The math was astonishing.
A €5,000 investment in Bitcoin in 2010 would be worth over €300 Million today.
Recently, while preparing to deliver a seminar at one of the largest global tech firms, some of the attendees were discussing the so-called cryptocurrency, which is the collective description of what concepts like Bitcoin belong to. Some were wondering if they should invest. Smart, cash-rich and well-informed, they didn’t like the odds and didn’t ‘get’ the concept but they were keen to get as much information as they could.
I have always doubted the investment proposition of cryptocurrencies like Bitcoin.
This is because they threaten a critical function of Government, which is to govern.
Modern currency is also known as Fiat currency. In other words, it is not backed by anything other than a promise by Government to pay the value of the currency. In this past, currency was backed by Gold.
Currency serves 3 specific functions, which are:
They are a unit of account
They are a store of value and
They are a medium of exchange.
That says a lot. For example, as a medium of exchange, Governments will always want to maintain a high degree of control over the value of money from a trade (domestic and international) perspective.
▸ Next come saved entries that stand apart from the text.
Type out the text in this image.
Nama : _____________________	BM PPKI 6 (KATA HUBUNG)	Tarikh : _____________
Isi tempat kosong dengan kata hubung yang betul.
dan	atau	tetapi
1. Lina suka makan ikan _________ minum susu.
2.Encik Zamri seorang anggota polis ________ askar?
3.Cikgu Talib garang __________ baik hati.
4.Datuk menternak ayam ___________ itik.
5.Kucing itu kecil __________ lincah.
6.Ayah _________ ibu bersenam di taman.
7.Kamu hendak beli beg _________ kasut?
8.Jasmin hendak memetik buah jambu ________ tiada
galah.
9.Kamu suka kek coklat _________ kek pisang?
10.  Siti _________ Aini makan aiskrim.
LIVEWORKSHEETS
Devalued currency for example can provide Government with options to boost trade, or reduce the real value of debt.
So, when it came to Bitcoin, I have always felt that while it continued to exist as an exotic form of currency used primarily by shady traders on the ‘dark web’, as long as it did not interfere with the daily activities of Government, then it could survive.
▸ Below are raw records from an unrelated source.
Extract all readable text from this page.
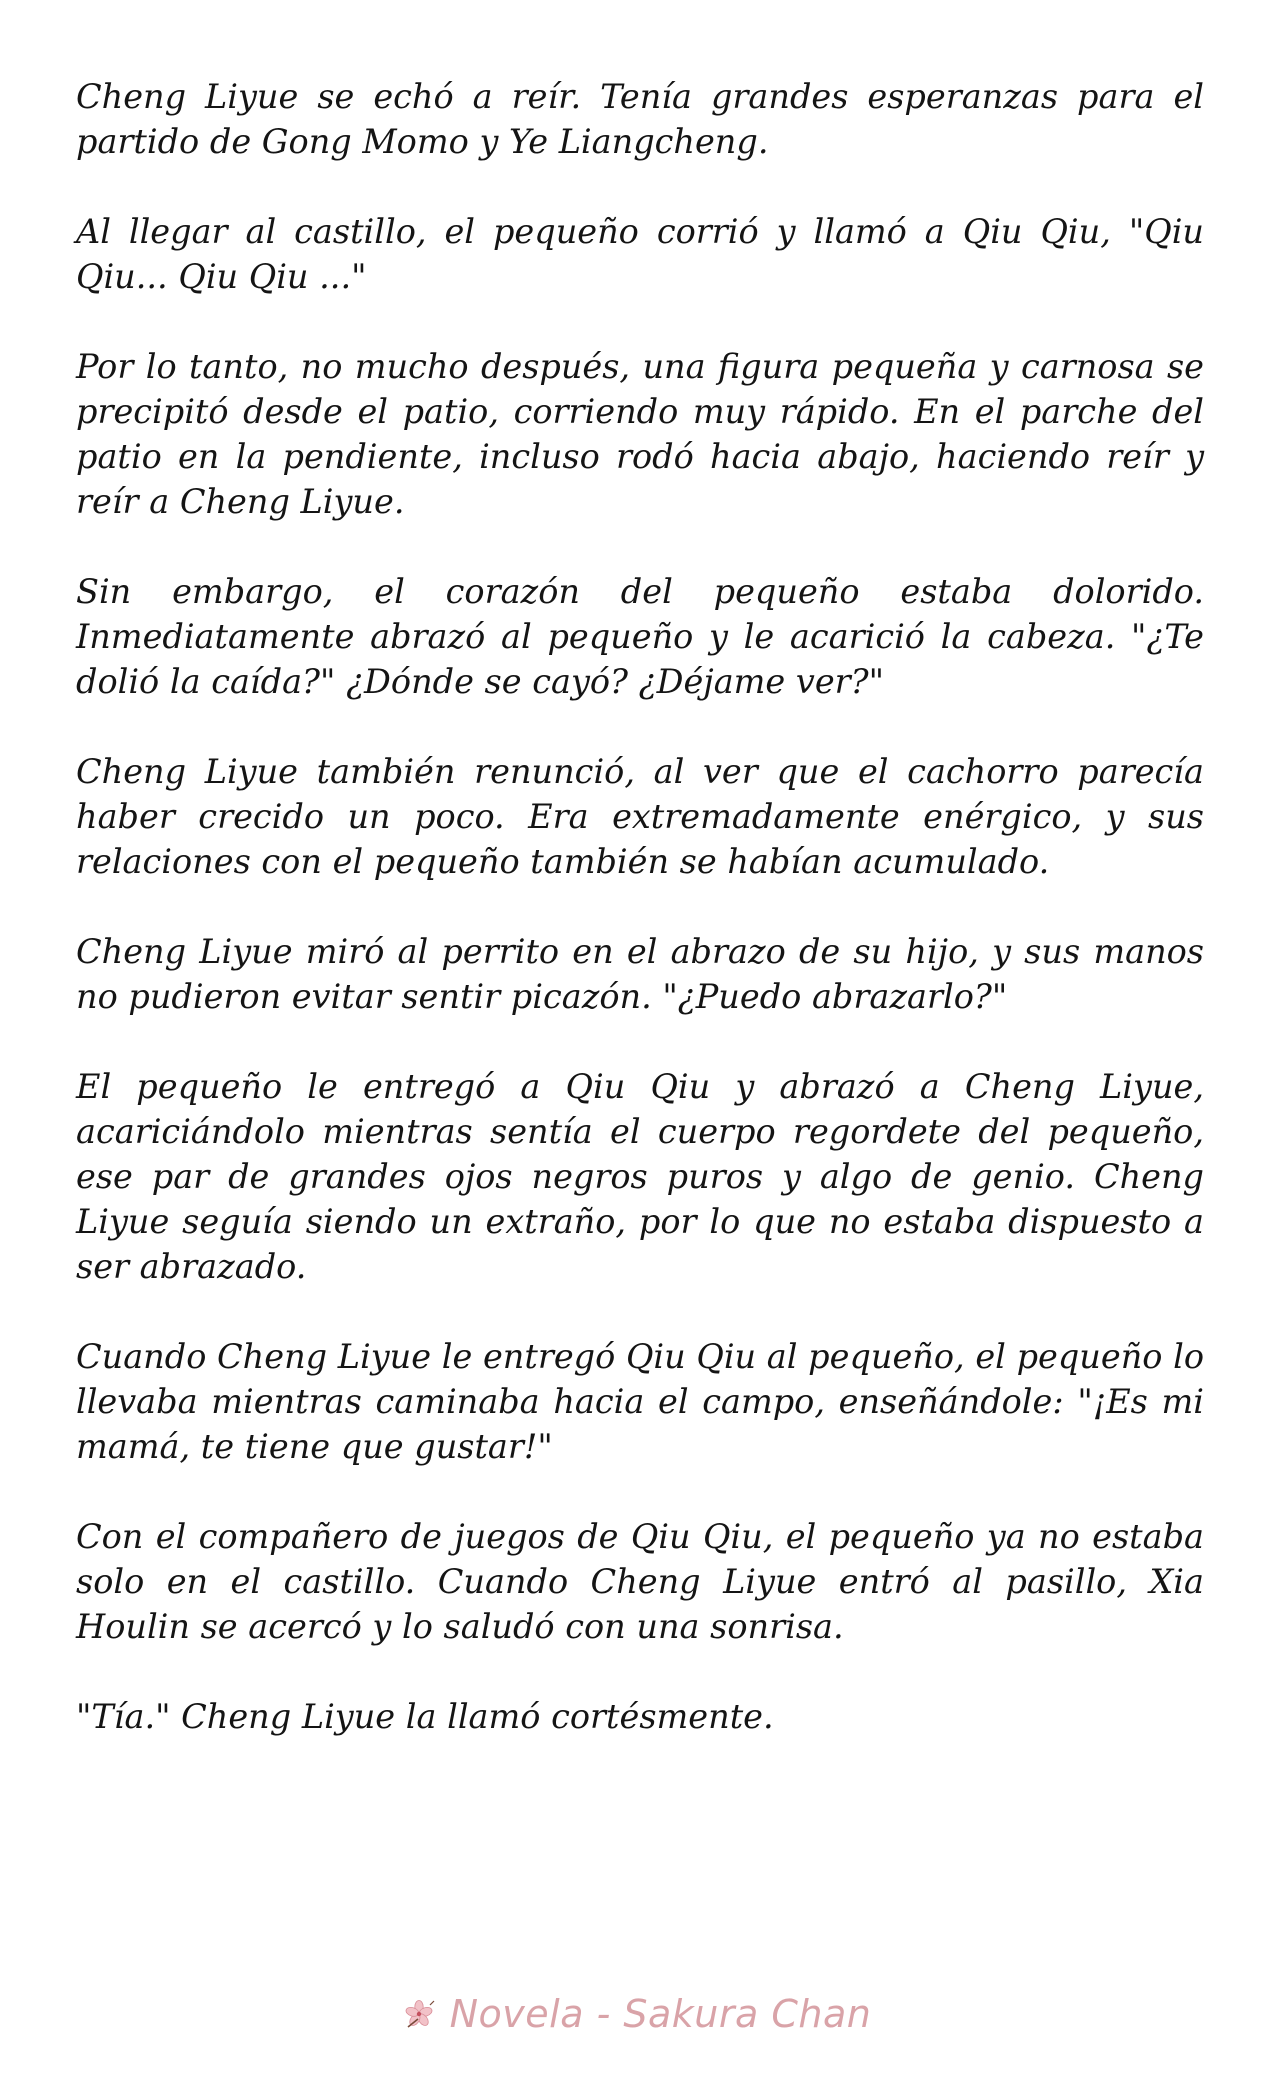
Cheng Liyue se echó a reír. Tenía grandes esperanzas para el partido de Gong Momo y Ye Liangcheng.

Al llegar al castillo, el pequeño corrió y llamó a Qiu Qiu, "Qiu Qiu... Qiu Qiu ..."

Por lo tanto, no mucho después, una figura pequeña y carnosa se precipitó desde el patio, corriendo muy rápido. En el parche del patio en la pendiente, incluso rodó hacia abajo, haciendo reír y reír a Cheng Liyue.

Sin embargo, el corazón del pequeño estaba dolorido. Inmediatamente abrazó al pequeño y le acarició la cabeza. "¿Te dolió la caída?" ¿Dónde se cayó? ¿Déjame ver?"

Cheng Liyue también renunció, al ver que el cachorro parecía haber crecido un poco. Era extremadamente enérgico, y sus relaciones con el pequeño también se habían acumulado.

Cheng Liyue miró al perrito en el abrazo de su hijo, y sus manos no pudieron evitar sentir picazón. "¿Puedo abrazarlo?"

El pequeño le entregó a Qiu Qiu y abrazó a Cheng Liyue, acariciándolo mientras sentía el cuerpo regordete del pequeño, ese par de grandes ojos negros puros y algo de genio. Cheng Liyue seguía siendo un extraño, por lo que no estaba dispuesto a ser abrazado.

Cuando Cheng Liyue le entregó Qiu Qiu al pequeño, el pequeño lo llevaba mientras caminaba hacia el campo, enseñándole: "¡Es mi mamá, te tiene que gustar!"

Con el compañero de juegos de Qiu Qiu, el pequeño ya no estaba solo en el castillo. Cuando Cheng Liyue entró al pasillo, Xia Houlin se acercó y lo saludó con una sonrisa.

"Tía." Cheng Liyue la llamó cortésmente.

Novela - Sakura Chan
Then, within a few days, Chinese authorities acted.
Their primary goal was to shut down Bitcoin exchanges. This resulted in traders being scared off.
Today, Jamie Dimon, JPMorgan’s boss launched a blistering attack on Bitcoin, calling it a ‘fraud’.
It has resulted in traders becoming even more sacred.
What was a ‘sure bet’ 10 days ago is starting to look like a one-way bet to some big losses today.
Looking at Bitcoin’s price trajectory today, while it is falling sharply, the falloff in many ways mirrors it’s rise just 2 weeks ago so this could all prove to be a corrective blip in the long run.
But it is the long term where Bitcoin is likely to find the going difficult.
It has taken on the characteristics of a speculative bubble. It has become a modern-day Dutch Bulb phenomenon with cash rich investors pushing the price sky-high on little more than a gamblers impulse.
With the latest Chinese intervention, Bitcoin’s time may have been called. How interesting the Chinese intervention really is. Over 2,000 years ago, it was China that gave the world the concept of modern-day currency and here it is again slaying Mr. Dimon’s fraud!